Getting to the point

A UAB graduate student recently won first prize in a regional three-minute thesis competition, beating out students from 45 universities.

Kathryn Henley -- a doctoral candidate in the Department of Physical Medicine and Rehabilitation in the School of Medicine -- won the 3MT Regional Competition at the Conference for Southern Graduate Schools in Annapolis, Md., on March 5.

The purpose of the competition -- now held at about 200 universities in 18 countries -- is to challenge students to communicate the significance of their projects to a general audience in only three minutes.

Henley won first place and a $1,000 prize in the UAB Graduate School’s first-ever 3MT competition in October and moved on to the regional competition.

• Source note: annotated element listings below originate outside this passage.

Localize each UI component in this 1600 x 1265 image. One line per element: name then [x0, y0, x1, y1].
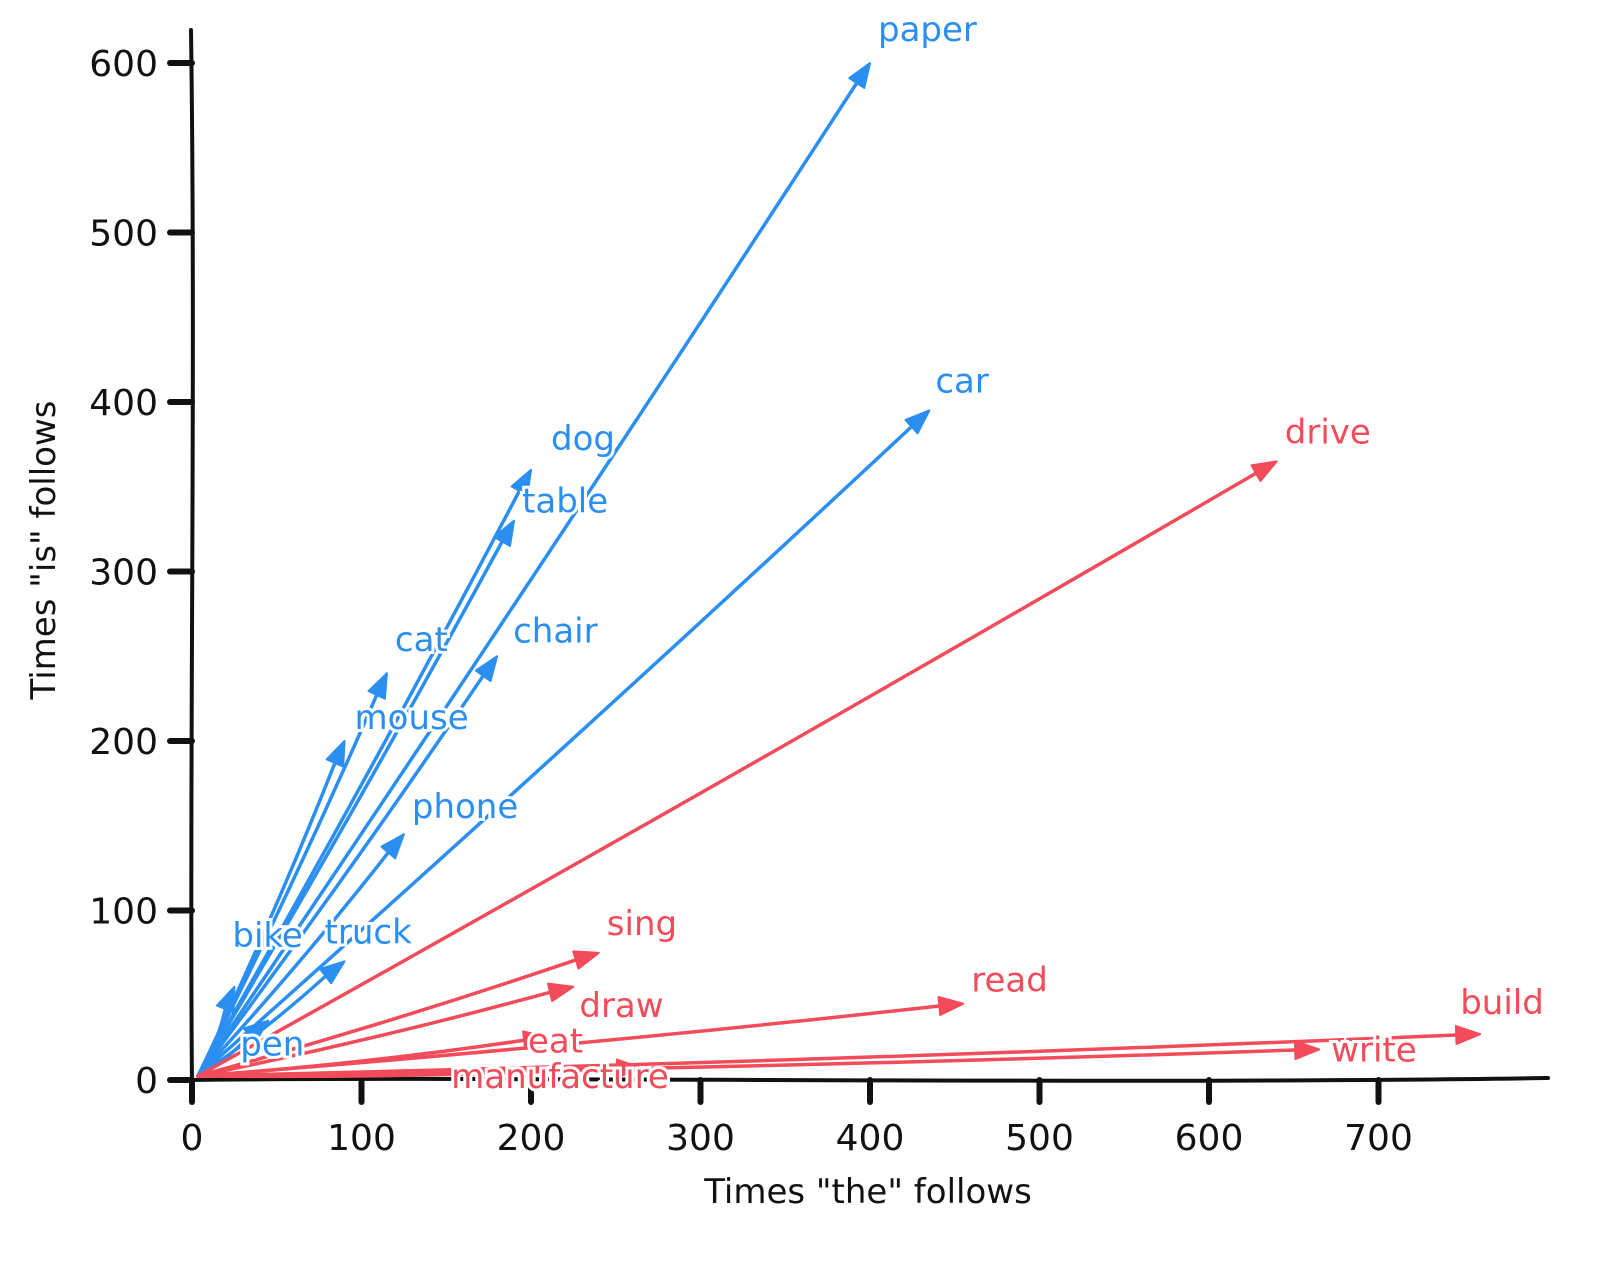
vector-label-draw: draw: [579, 986, 663, 1026]
vector-arrowhead-car: [904, 409, 931, 435]
x-axis-title: Times "the" follows: [703, 1172, 1032, 1212]
vector-line-drive: [196, 471, 1258, 1078]
axes: 0 100 200 300 400 500 600 700 0 100 200 300 400 500 6…: [89, 28, 1550, 1159]
vector-label-chair: chair: [513, 611, 598, 651]
y-tick-label: 0: [135, 1061, 158, 1102]
y-axis-title: Times "is" follows: [24, 401, 64, 701]
y-tick-label: 400: [89, 383, 158, 424]
vector-label-phone: phone: [412, 787, 518, 827]
vector-arrowhead-build: [1454, 1025, 1482, 1046]
y-tick-label: 500: [89, 214, 158, 255]
vector-label-bike: bike: [232, 916, 302, 956]
vector-label-mouse: mouse: [355, 698, 469, 738]
vector-line-paper: [196, 81, 859, 1078]
y-axis-line: [189, 28, 195, 1087]
x-tick-label: 300: [666, 1118, 735, 1159]
vector-line-draw: [196, 990, 552, 1078]
vector-line-phone: [196, 850, 391, 1078]
vector-arrowhead-mouse: [325, 740, 346, 768]
vector-arrowhead-truck: [319, 960, 346, 985]
vector-label-paper: paper: [878, 10, 977, 50]
vector-arrowhead-read: [937, 996, 965, 1016]
vector-label-drive: drive: [1285, 412, 1371, 452]
vector-arrowhead-drive: [1250, 460, 1278, 483]
x-ticks: 0 100 200 300 400 500 600 700: [181, 1077, 1413, 1159]
vector-label-eat: eat: [528, 1022, 583, 1062]
vector-arrowhead-dog: [510, 468, 532, 497]
vector-line-car: [196, 424, 914, 1078]
vector-arrowhead-manufacture: [616, 1058, 643, 1079]
vector-arrowhead-table: [493, 519, 516, 547]
vector-line-manufacture: [196, 1066, 619, 1079]
vector-line-build: [196, 1033, 1458, 1078]
vector-arrowhead-phone: [380, 833, 405, 860]
vector-arrowhead-paper: [848, 62, 871, 89]
y-tick-label: 200: [89, 722, 158, 763]
vector-line-dog: [196, 489, 522, 1078]
x-tick-label: 600: [1175, 1118, 1244, 1159]
x-tick-label: 0: [181, 1118, 204, 1159]
x-axis-line: [182, 1076, 1550, 1083]
vector-label-read: read: [971, 961, 1048, 1001]
vector-arrowhead-sing: [572, 950, 600, 970]
x-tick-label: 200: [497, 1118, 566, 1159]
x-tick-label: 500: [1005, 1118, 1074, 1159]
vector-arrowhead-write: [1293, 1040, 1321, 1061]
vector-labels: paper car dog table cat chair mouse phone bike tr…: [229, 7, 1546, 1100]
vector-line-sing: [196, 958, 578, 1078]
vector-arrowhead-eat: [522, 1030, 549, 1051]
vector-label-truck: truck: [325, 912, 413, 952]
vector-line-bike: [196, 1007, 228, 1078]
x-tick-label: 700: [1344, 1118, 1413, 1159]
vector-arrowhead-cat: [367, 672, 388, 700]
vectors: [196, 62, 1482, 1079]
y-tick-label: 600: [89, 44, 158, 85]
y-tick-label: 100: [89, 892, 158, 933]
vector-label-build: build: [1460, 983, 1544, 1023]
vector-arrowhead-chair: [474, 655, 499, 683]
vector-arrowhead-draw: [546, 982, 575, 1003]
vector-arrowhead-pen: [242, 1019, 270, 1044]
vector-label-car: car: [935, 361, 989, 401]
x-tick-label: 100: [327, 1118, 396, 1159]
vector-label-write: write: [1331, 1030, 1416, 1070]
vector-label-pen: pen: [240, 1025, 304, 1065]
x-tick-label: 400: [836, 1118, 905, 1159]
vector-label-dog: dog: [551, 419, 615, 459]
vector-arrowhead-bike: [215, 985, 236, 1014]
vector-label-table: table: [522, 482, 608, 522]
vector-line-read: [196, 1004, 942, 1078]
y-tick-label: 300: [89, 553, 158, 594]
vector-line-table: [196, 539, 504, 1078]
vector-line-chair: [196, 674, 485, 1078]
vector-label-manufacture: manufacture: [451, 1057, 669, 1097]
vector-label-sing: sing: [607, 904, 677, 944]
vector-label-cat: cat: [395, 620, 448, 660]
y-ticks: 0 100 200 300 400 500 600: [89, 44, 195, 1102]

Henley’s research focuses on developing two methods to assess pain in pigs, using the science of animal communication. Her interest in relieving chronic pain began nine years ago, after her father fell from a ladder and sustained a spinal cord injury that paralyzed him from the shoulders down. She hopes to develop better pain medications for people living with chronic pain.

“This exercise cultivates students’ academic, presentation and research communication skills,” Graduate School dean Lori McMahon said in October. “This is an important skill for graduate students to develop so that they can communicate their research to policymakers who will make decisions regarding new laws and funding, journalists who will write about the implications of their research for the general public, and even friends and family.”